As it turns out, the feds, that's who. Although Covino's attorney asked for a sentence reduction, federal prosecutors weren't having it. Indeed, after his initial arrest in connection with the poaching charges, during which time he was able to talk with the feds about the charge and evidence against him, Covino contacted his nephew Peter Covino IV, asking the younger Covino with help to "eliminate evidence" that would connect Ammon to the charges. That was not an "impulsive reaction to discovering that his criminal conduct had been uncovered," federal prosecutor Thomas Watts-Fitzgerald wrote in a sentencing memo filed with the court last week, but one that "is illustrative of [Covino's] underlying character." Moreover, Watts-Fitzgerald argued to the sentencing judge that Covino's "offense occurred in the context of an industry that is extraordinarily difficult to effectively police and which appears all [too] ready to cut corners and ignore legal requirements to secure additional resources." The financial incentives to do so are great, and to offer a reduced sentence, as Covino had asked for, would "simply trivialize the wrongdoing … and [would] not serve to reduce the potential for recidivism [by Covino] and continued similar conduct by other similarly inclined offenders," he wrote. (Ultimately, per the information in Watts-Fitzgerald's memo, Covino's sentence was set slightly below the 15-21 months specified in federal sentencing guidelines.)

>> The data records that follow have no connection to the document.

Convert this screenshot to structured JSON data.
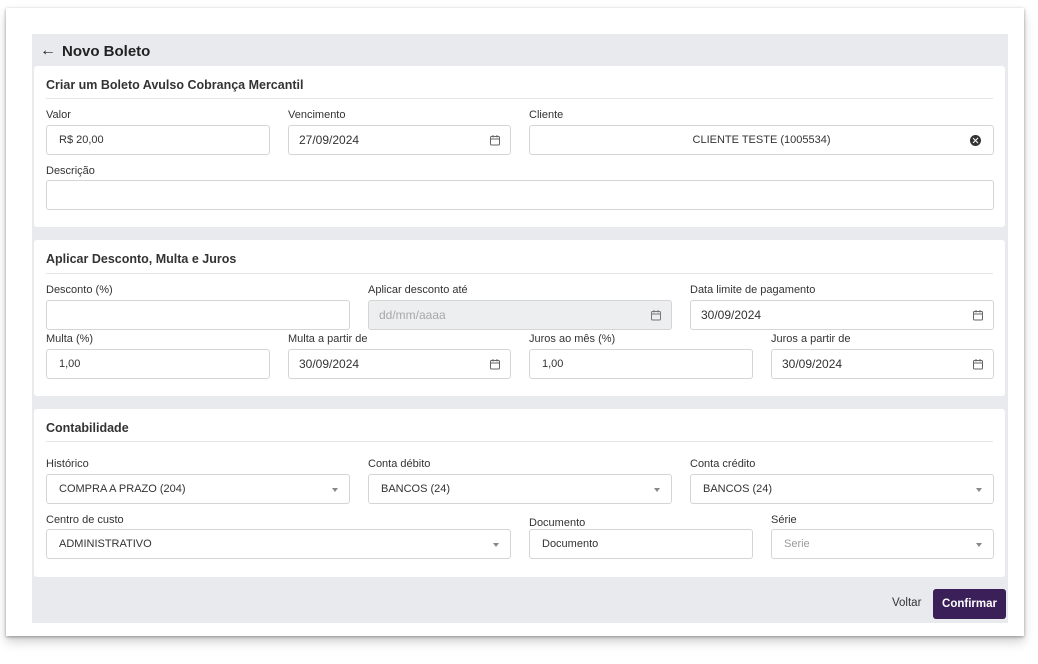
{
  "header": {
    "back_icon": "arrow-left-icon",
    "title": "Novo Boleto"
  },
  "section1": {
    "title": "Criar um Boleto Avulso Cobrança Mercantil",
    "valor": {
      "label": "Valor",
      "value": "R$ 20,00"
    },
    "vencimento": {
      "label": "Vencimento",
      "value": "27/09/2024"
    },
    "cliente": {
      "label": "Cliente",
      "value": "CLIENTE TESTE (1005534)"
    },
    "descricao": {
      "label": "Descrição",
      "value": ""
    }
  },
  "section2": {
    "title": "Aplicar Desconto, Multa e Juros",
    "desconto": {
      "label": "Desconto (%)",
      "value": ""
    },
    "aplicar_desconto_ate": {
      "label": "Aplicar desconto até",
      "placeholder": "dd/mm/aaaa"
    },
    "data_limite": {
      "label": "Data limite de pagamento",
      "value": "30/09/2024"
    },
    "multa": {
      "label": "Multa (%)",
      "value": "1,00"
    },
    "multa_a_partir": {
      "label": "Multa a partir de",
      "value": "30/09/2024"
    },
    "juros_mes": {
      "label": "Juros ao mês (%)",
      "value": "1,00"
    },
    "juros_a_partir": {
      "label": "Juros a partir de",
      "value": "30/09/2024"
    }
  },
  "section3": {
    "title": "Contabilidade",
    "historico": {
      "label": "Histórico",
      "value": "COMPRA A PRAZO (204)"
    },
    "conta_debito": {
      "label": "Conta débito",
      "value": "BANCOS (24)"
    },
    "conta_credito": {
      "label": "Conta crédito",
      "value": "BANCOS (24)"
    },
    "centro_custo": {
      "label": "Centro de custo",
      "value": "ADMINISTRATIVO"
    },
    "documento": {
      "label": "Documento",
      "value": "Documento"
    },
    "serie": {
      "label": "Série",
      "placeholder": "Serie"
    }
  },
  "footer": {
    "back_label": "Voltar",
    "confirm_label": "Confirmar"
  },
  "colors": {
    "primary": "#3b1f59",
    "background": "#e8eaee"
  }
}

A court order also forbids Covino and his partner in founding the Boise Aquarium in 2011, Chris Conk, from future association with that aquarium. Conk was also sentenced Monday to four months in prison for his role in bringing the lemon sharks and spotted rays to Idaho. Reportedly, Conk had previously pleaded guilty to smuggling protected coral. The nonprofit Idaho Aquarium is now being restructured, according to the Idaho Statesman. The Idaho aquarium is under investigation by the Idaho Humane Society and the Idaho Dept. of Fish and Game, the daily reported. The family's other facility, in Portland, Ore., is also under investigation by the Oregon Humane Society in connection with the alleged mistreatment of animals there.

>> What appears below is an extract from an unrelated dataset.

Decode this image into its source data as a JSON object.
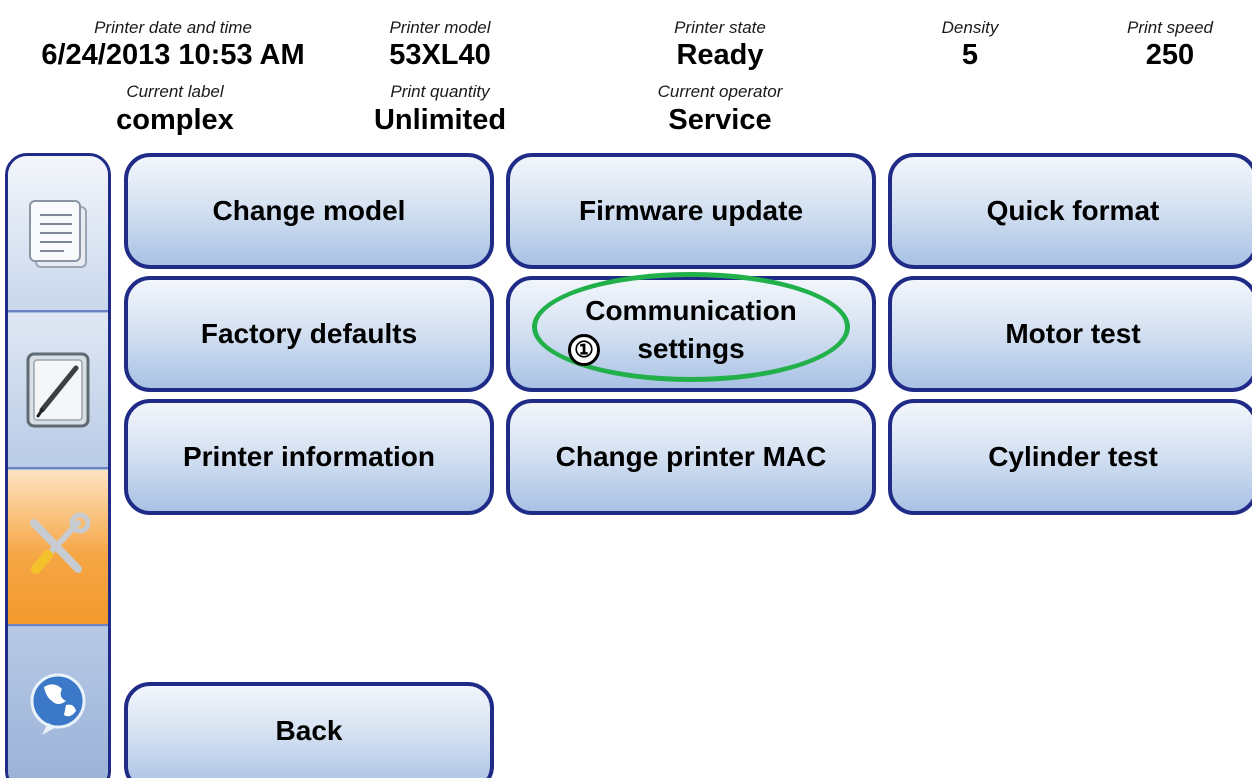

Although the now-convicted Ammon Covino is listed as a managing member of the as-yet-unopened, for-profit Austin Aquarium, his brother Vince Covino told us in this fall that Ammon would have no role at the new site, aside from the building of exhibits, which was well underway during our October visit to the site on North Hwy 183 near Anderson Mill Road. "Ammon is a talented and creative builder who was assigned with the design and building" of both the Portland and Austin aquaria, Vince Covino reiterated in a Dec. 3 email to the Chronicle. "His actions with respect to the Idaho [s]hark order without a permit are unconnected to Austin Aquarium, which has always had every permit required for our animals," he wrote. "It was never intended that he work at Austin or Portland after opening day. I hired marine biologists and other qualified aquarists to run the aquariums."

But whether the Austin Aquarium has been operating in accordance with the law is an open question. According to city officials, the Covinos began building and storing animals at the roughly 22,000-square-foot former Lack's Furniture Store site before having permits to do so. And even now, with postings to the aquarium's Facebook page that announce it will open Dec. 12 to annual-pass holders and Dec. 22 to the general public, the city has not approved the work done there – meaning the facility has not yet been given an occupancy permit that would allow it to operate legally. And according to the U.S. Department of Agriculture, which regulates the exhibition of protected mammals, the Covinos have yet to submit a completed application to display otters or fur seals, federally-protected mammals that the Covinos intend to show, nor for a kinkajou, also federally-protected, that they have been exhibiting as an enticement for customers to the new aquarium. A preliminary application has been filed, but it contained errors that need correcting, USDA spokeswoman Tanya Espinosa said in an email. To date that has not happened.